He come of an illustrious family of Nyaya and Vedanta scholars domiciled in Varanasi. He was trained in Nvyanyaya by the traditional method for over 12 years by his brother the Late Rajeshwar Shastri the famous Naiyayika and his famous pupil the late Hariram Shastri. He studied Western philosophy and Buddhism in M. A. in the Banaras Hindu University under the guidance of the late Professor T. R. V. Murthy. For his Ph. D thesis He chose Nyaya Epistemology as his subject. When the Nagpur University took over post-graduate teaching in 1959 he was appointed as the first head of the Post-graduate philosophy department of the university. During his teaching career in the university spanning over 25 years he actively participated as symphsiast and chairman in many all Indian seminars and conferences and also contributed several philosophical papers to English, Hindi and Marathi journals of repute. In 1976 he visited the University of Hawaii, USA as Associate Professor of Philosophy and worked there in the faculty colloquium, which were greatly appreciated. On his retirement in 1984, he joined IIAS Shimla to work on Atmatattvaviveka.

 

Foreword

Atmattavaviveka of Udayanacary, written nearly a thousand years ago, is a major philosophical text of the classical Indian tradition. It markts a significant stage in ‘orthodox’ Indian philosophy’s response to Buddhis. But more valuable than its polemical interest is its subtle and, frequently profound, treatment of philosophical problems wich defy history and context.

Problems of translating, as is well-known, are immense, specially translating a text across great linguistic, temporal and cultural barriers. Professor Dravid’s translation of Atmattatvaviveka and his explanatory notes are a marvellous example of how many of these problems can be creatively overcome and the philosophical and literary content of the original can be made available to an ‘alien’ audience. Professor Dravid’s serious contribution to philosophical thought.

 

Preface

To transalte a Sanskrit philosophical treatise in fluent idiomatic English without distorting or rendering unintelligible the import of the original text is a rather difficult job. For one thing, the precise and concise technical terms used in the philosophical treatises of Sanskrit do not have even approximately parallel synonyms in English and for another the styles of expression of the two languages differ very widely from eath other. An expression like say 'Padarvinda' which appears natural in Sanskrit appears rather ludicrous when translated as 'Lotus-feet' in English. If a treatise happens to be polemical in character then the compactness of its logical syntax makes the task of the English translation of the treatise still more difficult. But Atmattatvaviveka of Udayanacarya is not merely a philosophical treatise in Sanskirt, it is also a work of a master-stylist in Sanskrit. The charm, vigour and expressiveness of this treatise entitles it to be ranked with great Sanskrit works like Sankara's Bhasya and Patanjali's Mahabhasya. Udayanacarya's frequent use of Sanskrit proverbs with stunning effect in the course of hitting the nail of his argument on the head of the Buddhist adversary and thereby poohpooing his position is also a unique phenomenon in Sanskrit philosophical literature.

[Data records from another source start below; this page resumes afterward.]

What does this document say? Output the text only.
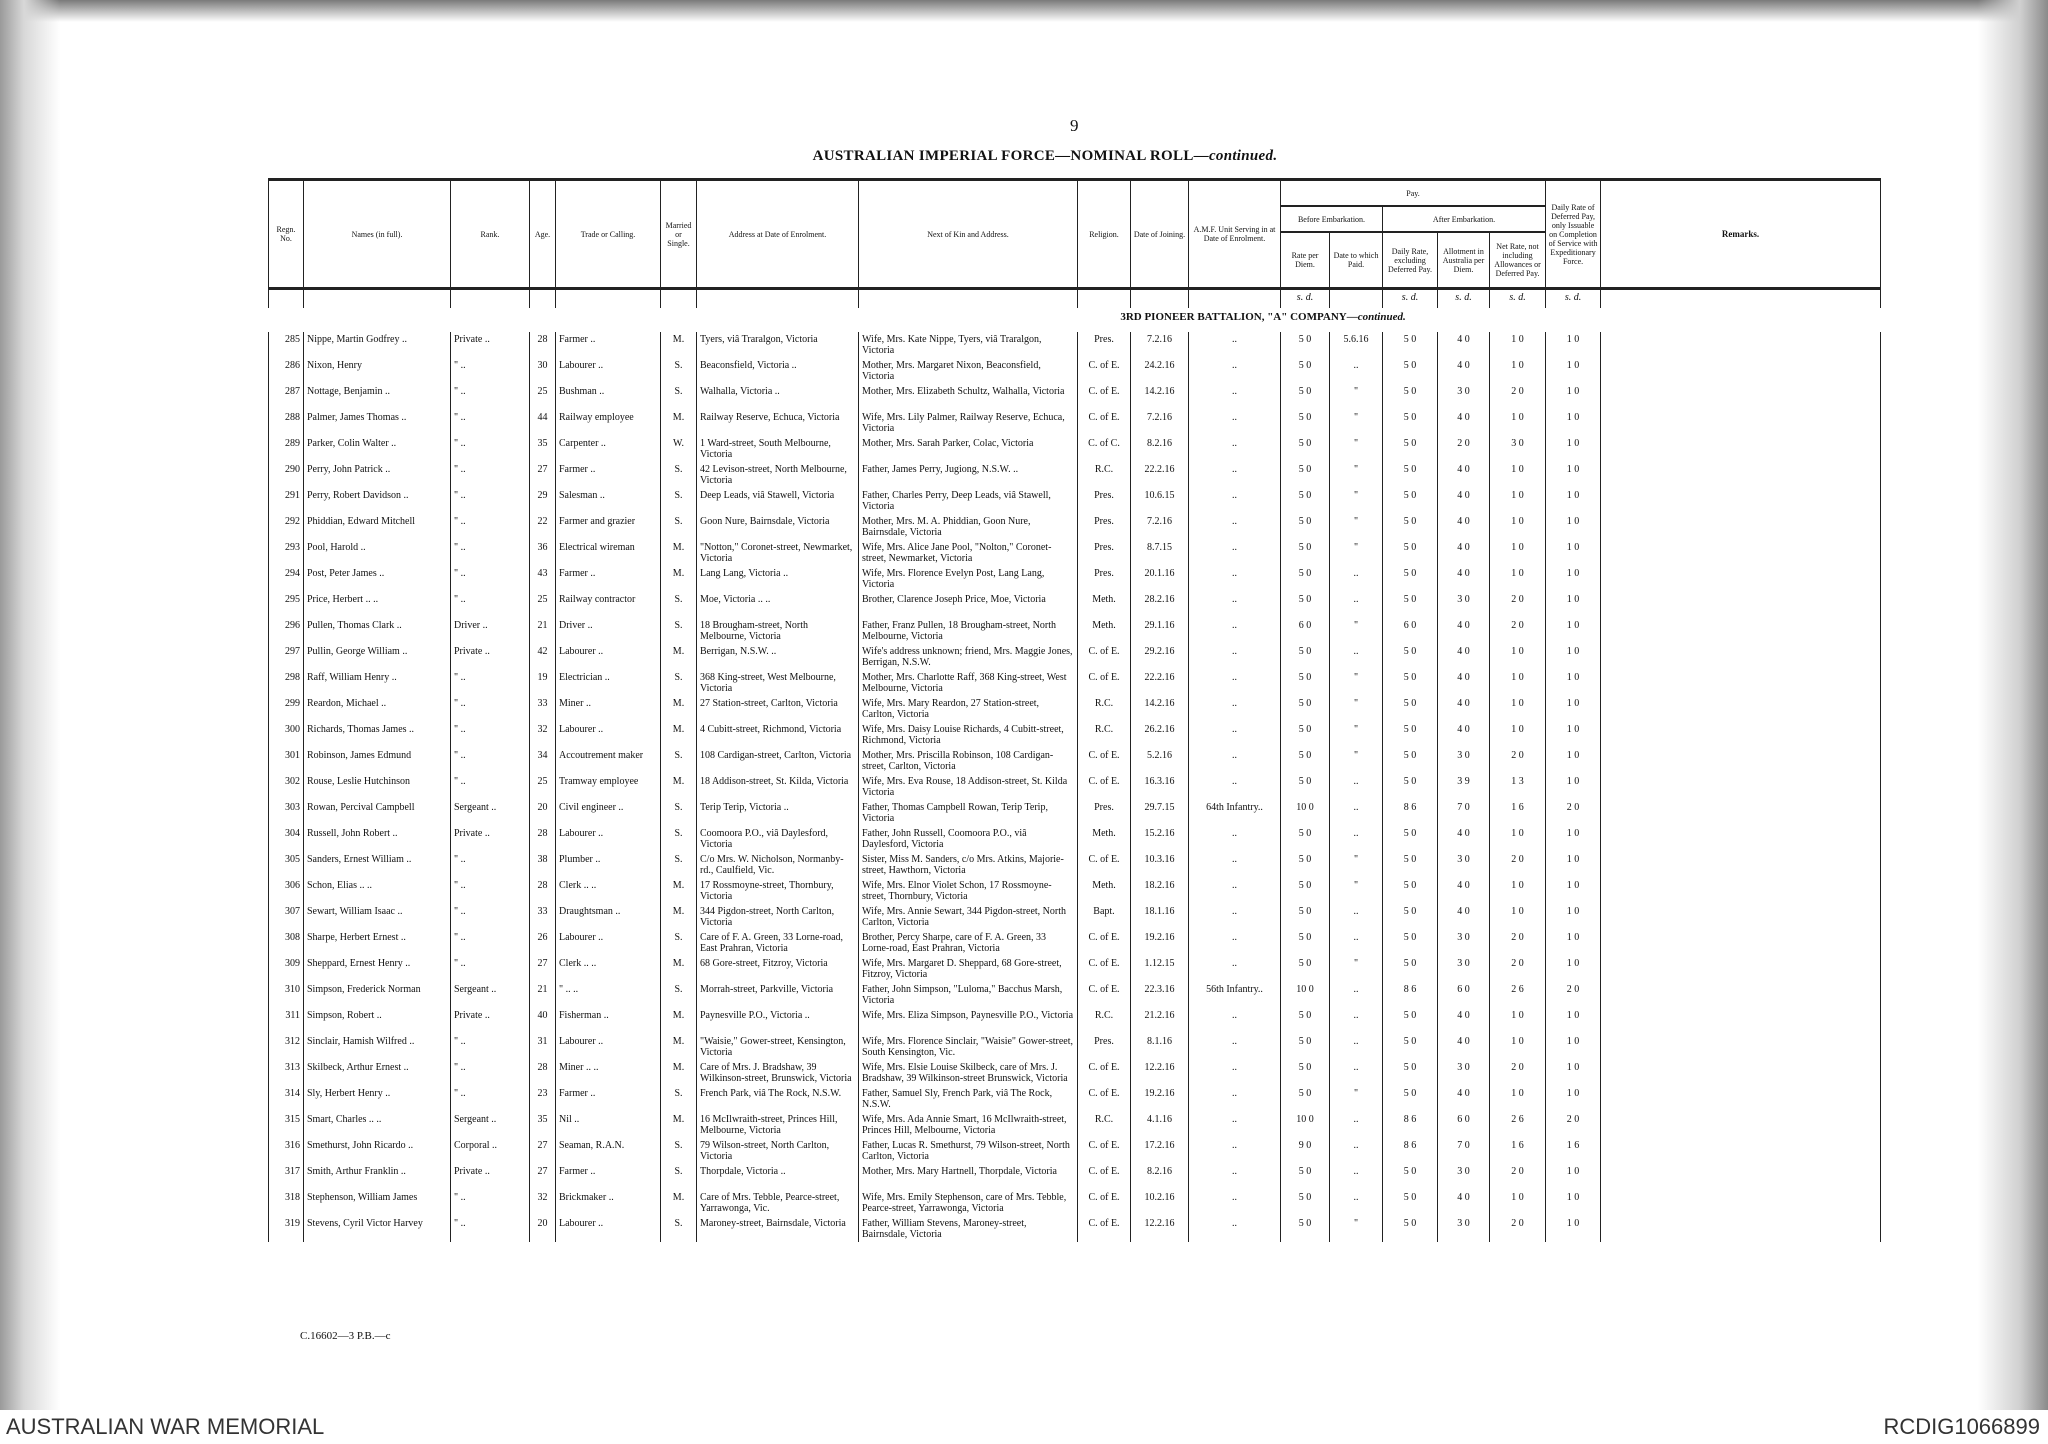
9
AUSTRALIAN IMPERIAL FORCE—NOMINAL ROLL—continued.
Regn. No.	Names (in full).	Rank.	Age.	Trade or Calling.	Married or Single.	Address at Date of Enrolment.	Next of Kin and Address.	Religion.	Date of Joining.	A.M.F. Unit Serving in at Date of Enrolment.	Pay.					Daily Rate of Deferred Pay, only Issuable on Completion of Service with Expeditionary Force.	Remarks.
											Before Embarkation.		After Embarkation.				
											Rate per Diem.	Date to which Paid.	Daily Rate, excluding Deferred Pay.	Allotment in Australia per Diem.	Net Rate, not including Allowances or Deferred Pay.		
											s. d.		s. d.	s. d.	s. d.	s. d.	
3RD PIONEER BATTALION, "A" COMPANY—continued.																	
285	Nippe, Martin Godfrey ..	Private ..	28	Farmer ..	M.	Tyers, viâ Traralgon, Victoria	Wife, Mrs. Kate Nippe, Tyers, viâ Traralgon, Victoria	Pres.	7.2.16	..	5 0	5.6.16	5 0	4 0	1 0	1 0	
286	Nixon, Henry	" ..	30	Labourer ..	S.	Beaconsfield, Victoria ..	Mother, Mrs. Margaret Nixon, Beaconsfield, Victoria	C. of E.	24.2.16	..	5 0	..	5 0	4 0	1 0	1 0	
287	Nottage, Benjamin ..	" ..	25	Bushman ..	S.	Walhalla, Victoria ..	Mother, Mrs. Elizabeth Schultz, Walhalla, Victoria	C. of E.	14.2.16	..	5 0	"	5 0	3 0	2 0	1 0	
288	Palmer, James Thomas ..	" ..	44	Railway employee	M.	Railway Reserve, Echuca, Victoria	Wife, Mrs. Lily Palmer, Railway Reserve, Echuca, Victoria	C. of E.	7.2.16	..	5 0	"	5 0	4 0	1 0	1 0	
289	Parker, Colin Walter ..	" ..	35	Carpenter ..	W.	1 Ward-street, South Melbourne, Victoria	Mother, Mrs. Sarah Parker, Colac, Victoria	C. of C.	8.2.16	..	5 0	"	5 0	2 0	3 0	1 0	
290	Perry, John Patrick ..	" ..	27	Farmer ..	S.	42 Levison-street, North Melbourne, Victoria	Father, James Perry, Jugiong, N.S.W. ..	R.C.	22.2.16	..	5 0	"	5 0	4 0	1 0	1 0	
291	Perry, Robert Davidson ..	" ..	29	Salesman ..	S.	Deep Leads, viâ Stawell, Victoria	Father, Charles Perry, Deep Leads, viâ Stawell, Victoria	Pres.	10.6.15	..	5 0	"	5 0	4 0	1 0	1 0	
292	Phiddian, Edward Mitchell	" ..	22	Farmer and grazier	S.	Goon Nure, Bairnsdale, Victoria	Mother, Mrs. M. A. Phiddian, Goon Nure, Bairnsdale, Victoria	Pres.	7.2.16	..	5 0	"	5 0	4 0	1 0	1 0	
293	Pool, Harold ..	" ..	36	Electrical wireman	M.	"Notton," Coronet-street, Newmarket, Victoria	Wife, Mrs. Alice Jane Pool, "Nolton," Coronet-street, Newmarket, Victoria	Pres.	8.7.15	..	5 0	"	5 0	4 0	1 0	1 0	
294	Post, Peter James ..	" ..	43	Farmer ..	M.	Lang Lang, Victoria ..	Wife, Mrs. Florence Evelyn Post, Lang Lang, Victoria	Pres.	20.1.16	..	5 0	..	5 0	4 0	1 0	1 0	
295	Price, Herbert .. ..	" ..	25	Railway contractor	S.	Moe, Victoria .. ..	Brother, Clarence Joseph Price, Moe, Victoria	Meth.	28.2.16	..	5 0	..	5 0	3 0	2 0	1 0	
296	Pullen, Thomas Clark ..	Driver ..	21	Driver ..	S.	18 Brougham-street, North Melbourne, Victoria	Father, Franz Pullen, 18 Brougham-street, North Melbourne, Victoria	Meth.	29.1.16	..	6 0	"	6 0	4 0	2 0	1 0	
297	Pullin, George William ..	Private ..	42	Labourer ..	M.	Berrigan, N.S.W. ..	Wife's address unknown; friend, Mrs. Maggie Jones, Berrigan, N.S.W.	C. of E.	29.2.16	..	5 0	..	5 0	4 0	1 0	1 0	
298	Raff, William Henry ..	" ..	19	Electrician ..	S.	368 King-street, West Melbourne, Victoria	Mother, Mrs. Charlotte Raff, 368 King-street, West Melbourne, Victoria	C. of E.	22.2.16	..	5 0	"	5 0	4 0	1 0	1 0	
299	Reardon, Michael ..	" ..	33	Miner ..	M.	27 Station-street, Carlton, Victoria	Wife, Mrs. Mary Reardon, 27 Station-street, Carlton, Victoria	R.C.	14.2.16	..	5 0	"	5 0	4 0	1 0	1 0	
300	Richards, Thomas James ..	" ..	32	Labourer ..	M.	4 Cubitt-street, Richmond, Victoria	Wife, Mrs. Daisy Louise Richards, 4 Cubitt-street, Richmond, Victoria	R.C.	26.2.16	..	5 0	"	5 0	4 0	1 0	1 0	
301	Robinson, James Edmund	" ..	34	Accoutrement maker	S.	108 Cardigan-street, Carlton, Victoria	Mother, Mrs. Priscilla Robinson, 108 Cardigan-street, Carlton, Victoria	C. of E.	5.2.16	..	5 0	"	5 0	3 0	2 0	1 0	
302	Rouse, Leslie Hutchinson	" ..	25	Tramway employee	M.	18 Addison-street, St. Kilda, Victoria	Wife, Mrs. Eva Rouse, 18 Addison-street, St. Kilda Victoria	C. of E.	16.3.16	..	5 0	..	5 0	3 9	1 3	1 0	
303	Rowan, Percival Campbell	Sergeant ..	20	Civil engineer ..	S.	Terip Terip, Victoria ..	Father, Thomas Campbell Rowan, Terip Terip, Victoria	Pres.	29.7.15	64th Infantry..	10 0	..	8 6	7 0	1 6	2 0	
304	Russell, John Robert ..	Private ..	28	Labourer ..	S.	Coomoora P.O., viâ Daylesford, Victoria	Father, John Russell, Coomoora P.O., viâ Daylesford, Victoria	Meth.	15.2.16	..	5 0	..	5 0	4 0	1 0	1 0	
305	Sanders, Ernest William ..	" ..	38	Plumber ..	S.	C/o Mrs. W. Nicholson, Normanby-rd., Caulfield, Vic.	Sister, Miss M. Sanders, c/o Mrs. Atkins, Majorie-street, Hawthorn, Victoria	C. of E.	10.3.16	..	5 0	"	5 0	3 0	2 0	1 0	
306	Schon, Elias .. ..	" ..	28	Clerk .. ..	M.	17 Rossmoyne-street, Thornbury, Victoria	Wife, Mrs. Elnor Violet Schon, 17 Rossmoyne-street, Thornbury, Victoria	Meth.	18.2.16	..	5 0	"	5 0	4 0	1 0	1 0	
307	Sewart, William Isaac ..	" ..	33	Draughtsman ..	M.	344 Pigdon-street, North Carlton, Victoria	Wife, Mrs. Annie Sewart, 344 Pigdon-street, North Carlton, Victoria	Bapt.	18.1.16	..	5 0	..	5 0	4 0	1 0	1 0	
308	Sharpe, Herbert Ernest ..	" ..	26	Labourer ..	S.	Care of F. A. Green, 33 Lorne-road, East Prahran, Victoria	Brother, Percy Sharpe, care of F. A. Green, 33 Lorne-road, East Prahran, Victoria	C. of E.	19.2.16	..	5 0	..	5 0	3 0	2 0	1 0	
309	Sheppard, Ernest Henry ..	" ..	27	Clerk .. ..	M.	68 Gore-street, Fitzroy, Victoria	Wife, Mrs. Margaret D. Sheppard, 68 Gore-street, Fitzroy, Victoria	C. of E.	1.12.15	..	5 0	"	5 0	3 0	2 0	1 0	
310	Simpson, Frederick Norman	Sergeant ..	21	" .. ..	S.	Morrah-street, Parkville, Victoria	Father, John Simpson, "Luloma," Bacchus Marsh, Victoria	C. of E.	22.3.16	56th Infantry..	10 0	..	8 6	6 0	2 6	2 0	
311	Simpson, Robert ..	Private ..	40	Fisherman ..	M.	Paynesville P.O., Victoria ..	Wife, Mrs. Eliza Simpson, Paynesville P.O., Victoria	R.C.	21.2.16	..	5 0	..	5 0	4 0	1 0	1 0	
312	Sinclair, Hamish Wilfred ..	" ..	31	Labourer ..	M.	"Waisie," Gower-street, Kensington, Victoria	Wife, Mrs. Florence Sinclair, "Waisie" Gower-street, South Kensington, Vic.	Pres.	8.1.16	..	5 0	..	5 0	4 0	1 0	1 0	
313	Skilbeck, Arthur Ernest ..	" ..	28	Miner .. ..	M.	Care of Mrs. J. Bradshaw, 39 Wilkinson-street, Brunswick, Victoria	Wife, Mrs. Elsie Louise Skilbeck, care of Mrs. J. Bradshaw, 39 Wilkinson-street Brunswick, Victoria	C. of E.	12.2.16	..	5 0	..	5 0	3 0	2 0	1 0	
314	Sly, Herbert Henry ..	" ..	23	Farmer ..	S.	French Park, viâ The Rock, N.S.W.	Father, Samuel Sly, French Park, viâ The Rock, N.S.W.	C. of E.	19.2.16	..	5 0	"	5 0	4 0	1 0	1 0	
315	Smart, Charles .. ..	Sergeant ..	35	Nil ..	M.	16 McIlwraith-street, Princes Hill, Melbourne, Victoria	Wife, Mrs. Ada Annie Smart, 16 McIlwraith-street, Princes Hill, Melbourne, Victoria	R.C.	4.1.16	..	10 0	..	8 6	6 0	2 6	2 0	
316	Smethurst, John Ricardo ..	Corporal ..	27	Seaman, R.A.N.	S.	79 Wilson-street, North Carlton, Victoria	Father, Lucas R. Smethurst, 79 Wilson-street, North Carlton, Victoria	C. of E.	17.2.16	..	9 0	..	8 6	7 0	1 6	1 6	
317	Smith, Arthur Franklin ..	Private ..	27	Farmer ..	S.	Thorpdale, Victoria ..	Mother, Mrs. Mary Hartnell, Thorpdale, Victoria	C. of E.	8.2.16	..	5 0	..	5 0	3 0	2 0	1 0	
318	Stephenson, William James	" ..	32	Brickmaker ..	M.	Care of Mrs. Tebble, Pearce-street, Yarrawonga, Vic.	Wife, Mrs. Emily Stephenson, care of Mrs. Tebble, Pearce-street, Yarrawonga, Victoria	C. of E.	10.2.16	..	5 0	..	5 0	4 0	1 0	1 0	
319	Stevens, Cyril Victor Harvey	" ..	20	Labourer ..	S.	Maroney-street, Bairnsdale, Victoria	Father, William Stevens, Maroney-street, Bairnsdale, Victoria	C. of E.	12.2.16	..	5 0	"	5 0	3 0	2 0	1 0	
C.16602—3 P.B.—c
AUSTRALIAN WAR MEMORIAL	RCDIG1066899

To capture the beauty and philosophical content of such an extraordinary work through literal translation of it is simply a wasted effort. The next best course open to an honest translator is to give a free non literal but precise English rendering of the content of the Sanskrit original without bothering much for its literary quality. This is the course adopted by the present translator. But to help those readers who have some acquaintance with Sanskrit, the compound words-which are so frequent in Sanskrit philosophical treatises-have been split up into their component words so that such readers can verify for themselves the faithfulness of the translation to the original.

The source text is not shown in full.